The wonder that I felt with the Chen/Escher String Quartet performance of the Franck had a Piranesian splendor to it. The last movement in particular was a miracle of the majestic and the minuscule, with a skillfully applied dynamic range. This proved to be welcome relief from the perpetual-motion aspect in force at the start. Carried through too unrelievedly, the excitement generated by nonstop onrushing phrases could have become tedious. 

Instead, the performance was attentive to Franck's insistence on regulating his impassioned inspiration. That self-control, by the way, may have had its basis in his love for a young student, which Melvin Berger's "Guide to Chamber Music" makes central to his essay on the work. Mme. Franck found the work ugly, and might have suspected that her husband's extra-marital infatuation had saturated the music, Berger speculates. Be that as it may, the work is rich in emotional turmoil, but designed to make full use of carefully chosen material. 

Chen and the Escher quartet had already displayed finely judged management of Franck's compositional energy in the first movement, where a torrential climax quickly but smoothly subsides into a hushed ending that they played as if it were the most logical way to deal with such an outburst. The second movement had a lingering, sentimental quality, with the strings drifting up, the piano drifting down, inevitably reinforcing a link with the composer's private ardor.

The concert's first half ended with Maurice Ravel's String Quartet, the first movement moderately paced, the second movement brisk on the whole, but well contrasted with its dreamy, intense second section.The Eschers seemed resolved to dispel the shopworn notion of Ravel as a cool customer, with the perfect craftsmanship of a Swiss watchmaker (to bring in Stravinsky again!). Such a characterization seems to cast into the shade the surging and dying emotional terrain this work travels. The individual melodic flourishes were well represented in the third movement, and the impression of holding back at times in the finale seemed appropriate to the enigmatic impressionist's emotional reserve.

Ravel's whimsical gift got an explicit outing in an arrangement for solo piano of "Five O'clock Fox Trot" from the opera "L'Enfant et les Sortileges." Chen, who won top honors in the 2013 APA competition,  brightened the attractive colors of this enchanting excerpt, with its outdated "pop" and cross-cultural borrowings. 

Chen opened the concert's solo portion reaching back fruitfully to the France of the ancien regime, Jean-Philippe Rameau with "Gavotte et six doubles" performed convincingly on a keyboard unmeant for a typical example of the baroque harpsichord style. The rhythmic profile varied agreeably, with the crisp articulation and rhythmic zest characteristic of the French clavecinistesThe incisiveness of Rameau was colorfully contrasted with Debussy in a relaxed vein with the slow waltz "La plus que lente." Both interpretations sounded true to their respective idioms. 

The pianist's affection for one of the most difficult of "light" pieces, "The Sorcerer's Apprentice" by Paul Dukas, resulted in his arrangement of the orchestra original.
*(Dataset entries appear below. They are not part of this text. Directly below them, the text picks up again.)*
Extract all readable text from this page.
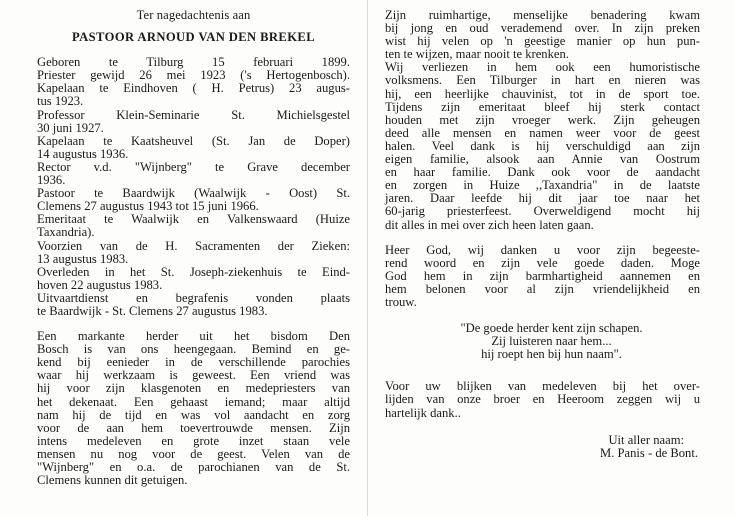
Ter nagedachtenis aan
PASTOOR ARNOUD VAN DEN BREKEL
Geboren te Tilburg 15 februari 1899.
Priester gewijd 26 mei 1923 ('s Hertogenbosch).
Kapelaan te Eindhoven ( H. Petrus) 23 augus-
tus 1923.
Professor Klein-Seminarie St. Michielsgestel
30 juni 1927.
Kapelaan te Kaatsheuvel (St. Jan de Doper)
14 augustus 1936.
Rector v.d. "Wijnberg" te Grave december
1936.
Pastoor te Baardwijk (Waalwijk - Oost) St.
Clemens 27 augustus 1943 tot 15 juni 1966.
Emeritaat te Waalwijk en Valkenswaard (Huize
Taxandria).
Voorzien van de H. Sacramenten der Zieken:
13 augustus 1983.
Overleden in het St. Joseph-ziekenhuis te Eind-
hoven 22 augustus 1983.
Uitvaartdienst en begrafenis vonden plaats
te Baardwijk - St. Clemens 27 augustus 1983.
Een markante herder uit het bisdom Den
Bosch is van ons heengegaan. Bemind en ge-
kend bij eenieder in de verschillende parochies
waar hij werkzaam is geweest. Een vriend was
hij voor zijn klasgenoten en medepriesters van
het dekenaat. Een gehaast iemand; maar altijd
nam hij de tijd en was vol aandacht en zorg
voor de aan hem toevertrouwde mensen. Zijn
intens medeleven en grote inzet staan vele
mensen nu nog voor de geest. Velen van de
"Wijnberg" en o.a. de parochianen van de St.
Clemens kunnen dit getuigen.
Zijn ruimhartige, menselijke benadering kwam
bij jong en oud verademend over. In zijn preken
wist hij velen op 'n geestige manier op hun pun-
ten te wijzen, maar nooit te krenken.
Wij verliezen in hem ook een humoristische
volksmens. Een Tilburger in hart en nieren was
hij, een heerlijke chauvinist, tot in de sport toe.
Tijdens zijn emeritaat bleef hij sterk contact
houden met zijn vroeger werk. Zijn geheugen
deed alle mensen en namen weer voor de geest
halen. Veel dank is hij verschuldigd aan zijn
eigen familie, alsook aan Annie van Oostrum
en haar familie. Dank ook voor de aandacht
en zorgen in Huize ,,Taxandria" in de laatste
jaren. Daar leefde hij dit jaar toe naar het
60-jarig priesterfeest. Overweldigend mocht hij
dit alles in mei over zich heen laten gaan.
Heer God, wij danken u voor zijn begeeste-
rend woord en zijn vele goede daden. Moge
God hem in zijn barmhartigheid aannemen en
hem belonen voor al zijn vriendelijkheid en
trouw.
"De goede herder kent zijn schapen.
Zij luisteren naar hem...
hij roept hen bij hun naam".
Voor uw blijken van medeleven bij het over-
lijden van onze broer en Heeroom zeggen wij u
hartelijk dank..
Uit aller naam:
M. Panis - de Bont.
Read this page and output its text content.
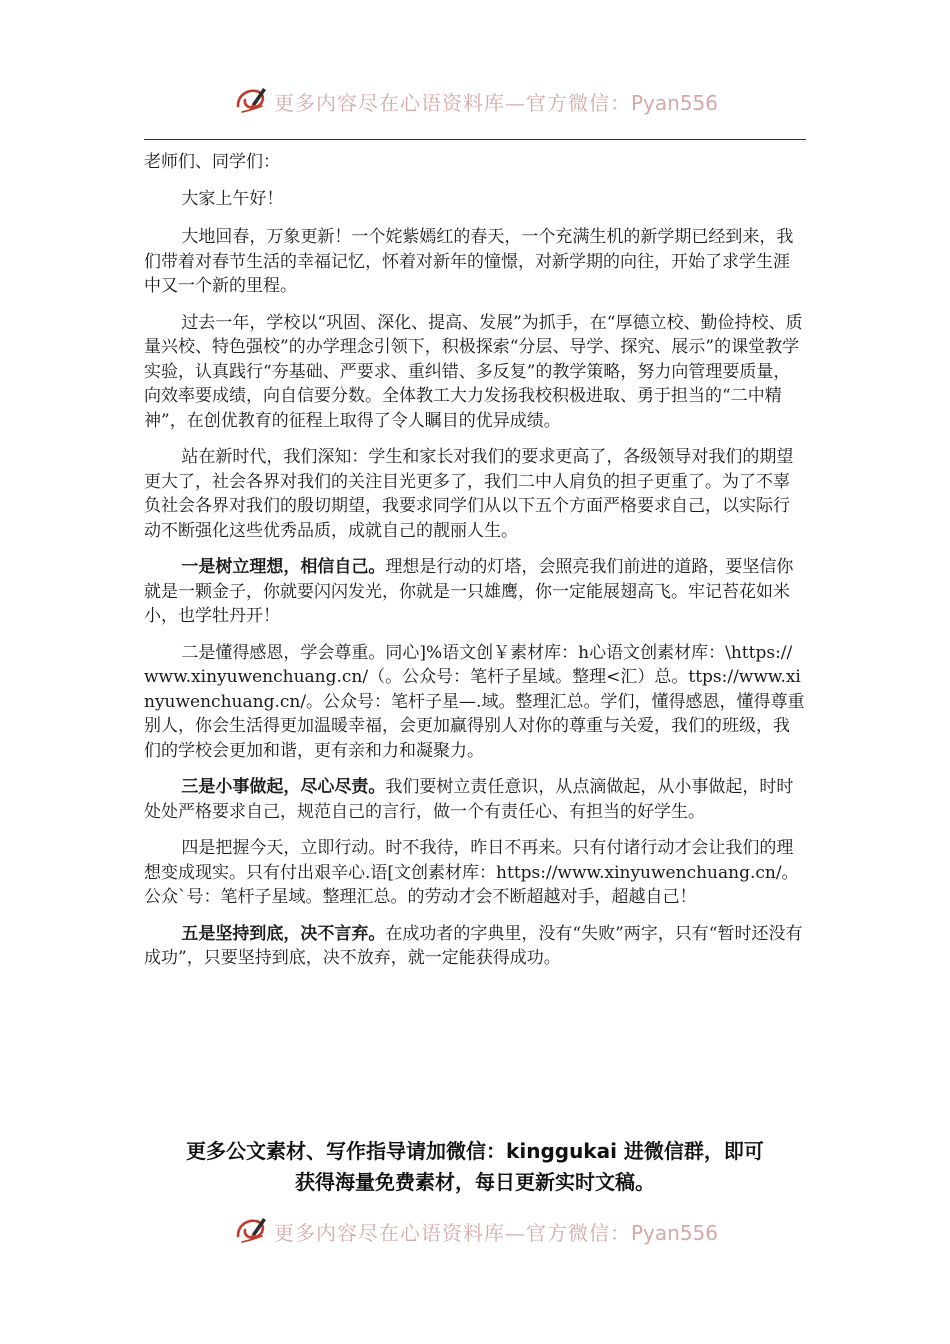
更多内容尽在心语资料库—官方微信：Pyan556

老师们、同学们：

大家上午好！

大地回春，万象更新！一个姹紫嫣红的春天，一个充满生机的新学期已经到来，我们带着对春节生活的幸福记忆，怀着对新年的憧憬，对新学期的向往，开始了求学生涯中又一个新的里程。

过去一年，学校以“巩固、深化、提高、发展”为抓手，在“厚德立校、勤俭持校、质量兴校、特色强校”的办学理念引领下，积极探索“分层、导学、探究、展示”的课堂教学实验，认真践行“夯基础、严要求、重纠错、多反复”的教学策略，努力向管理要质量，向效率要成绩，向自信要分数。全体教工大力发扬我校积极进取、勇于担当的“二中精神”，在创优教育的征程上取得了令人瞩目的优异成绩。

站在新时代，我们深知：学生和家长对我们的要求更高了，各级领导对我们的期望更大了，社会各界对我们的关注目光更多了，我们二中人肩负的担子更重了。为了不辜负社会各界对我们的殷切期望，我要求同学们从以下五个方面严格要求自己，以实际行动不断强化这些优秀品质，成就自己的靓丽人生。

一是树立理想，相信自己。理想是行动的灯塔，会照亮我们前进的道路，要坚信你就是一颗金子，你就要闪闪发光，你就是一只雄鹰，你一定能展翅高飞。牢记苔花如米小，也学牡丹开！

二是懂得感恩，学会尊重。同心]%语文创￥素材库：h心语文创素材库：\https://www.xinyuwenchuang.cn/（。公众号：笔杆子星域。整理<汇）总。ttps://www.xinyuwenchuang.cn/。公众号：笔杆子星—.域。整理汇总。学们，懂得感恩，懂得尊重别人，你会生活得更加温暖幸福，会更加赢得别人对你的尊重与关爱，我们的班级，我们的学校会更加和谐，更有亲和力和凝聚力。

三是小事做起，尽心尽责。我们要树立责任意识，从点滴做起，从小事做起，时时处处严格要求自己，规范自己的言行，做一个有责任心、有担当的好学生。

四是把握今天，立即行动。时不我待，昨日不再来。只有付诸行动才会让我们的理想变成现实。只有付出艰辛心.语[文创素材库：https://www.xinyuwenchuang.cn/。公众`号：笔杆子星域。整理汇总。的劳动才会不断超越对手，超越自己！

五是坚持到底，决不言弃。在成功者的字典里，没有“失败”两字，只有“暂时还没有成功”，只要坚持到底，决不放弃，就一定能获得成功。

更多公文素材、写作指导请加微信：kinggukai 进微信群，即可
获得海量免费素材，每日更新实时文稿。
更多内容尽在心语资料库—官方微信：Pyan556
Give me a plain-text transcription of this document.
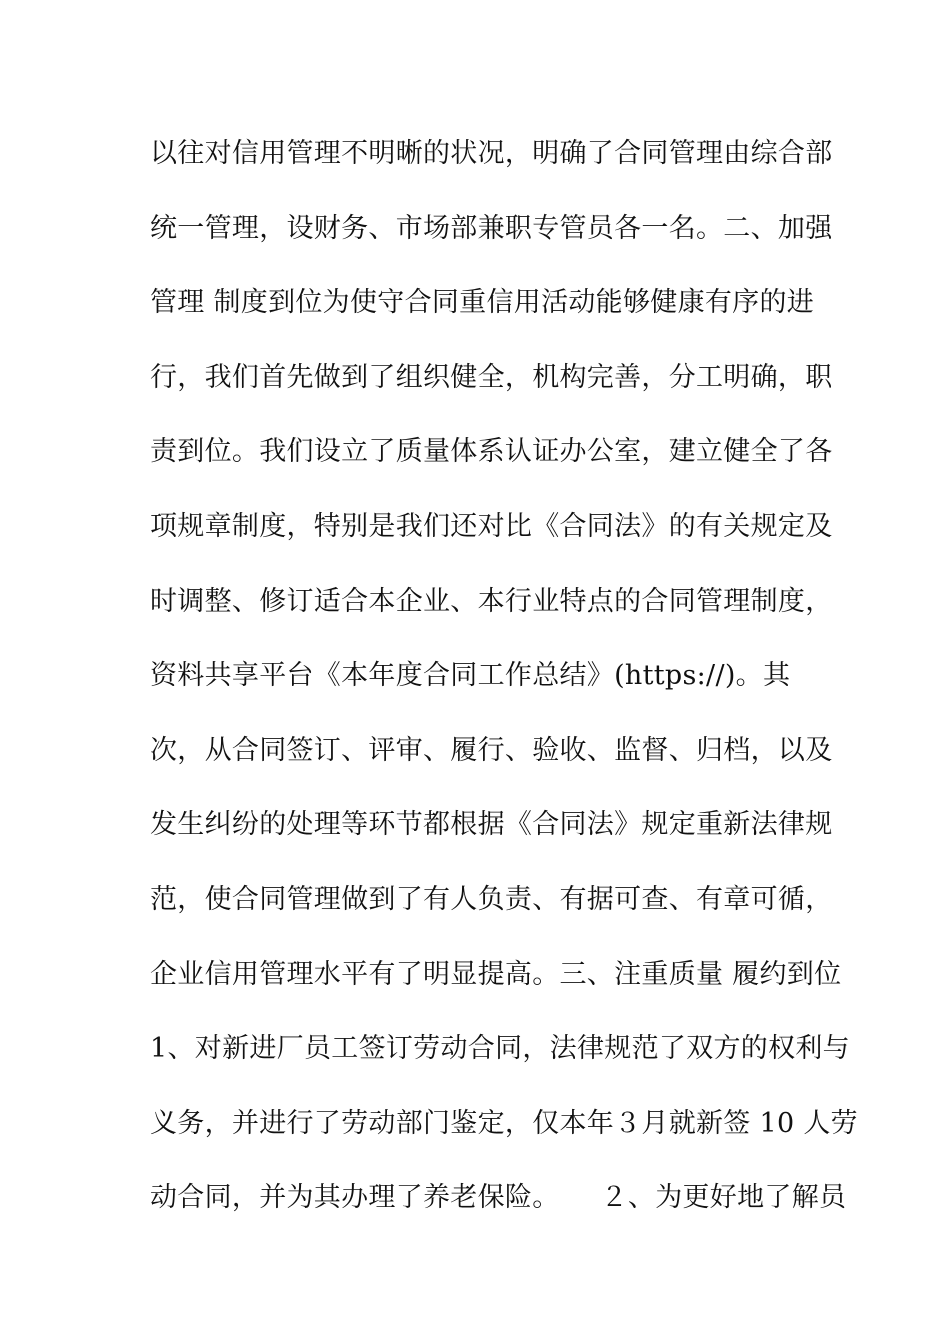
以往对信用管理不明晰的状况，明确了合同管理由综合部
统一管理，设财务、市场部兼职专管员各一名。二、加强
管理 制度到位为使守合同重信用活动能够健康有序的进
行，我们首先做到了组织健全，机构完善，分工明确，职
责到位。我们设立了质量体系认证办公室，建立健全了各
项规章制度，特别是我们还对比《合同法》的有关规定及
时调整、修订适合本企业、本行业特点的合同管理制度，
资料共享平台《本年度合同工作总结》(https://)。其
次，从合同签订、评审、履行、验收、监督、归档，以及
发生纠纷的处理等环节都根据《合同法》规定重新法律规
范，使合同管理做到了有人负责、有据可查、有章可循，
企业信用管理水平有了明显提高。三、注重质量 履约到位
1、对新进厂员工签订劳动合同，法律规范了双方的权利与
义务，并进行了劳动部门鉴定，仅本年３月就新签 10 人劳
动合同，并为其办理了养老保险。　　２、为更好地了解员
It brought the concert rousingly up to the appearance of his concert partners,  after stirring memories of the "Fantasia" scenario with Mickey Mouse as the presumptuous title character. 

Chen didn't stint when it came to the work's complexity; this wasn't a matter of a musical walk in the park. The entanglement of the naughty sorcerer in magical powers beyond his control is fully reflected in the music, and Chen was up to the simultaneous, finger-bending demands of the score. There was evident joy in how he brought them off, as if virtuosity were child's play. Maybe that's how virtuosity should always strike the listener. A famous pianist once said that if he heard an audience member's  compliment that something he played must have been a lot of work, "I know I've played badly."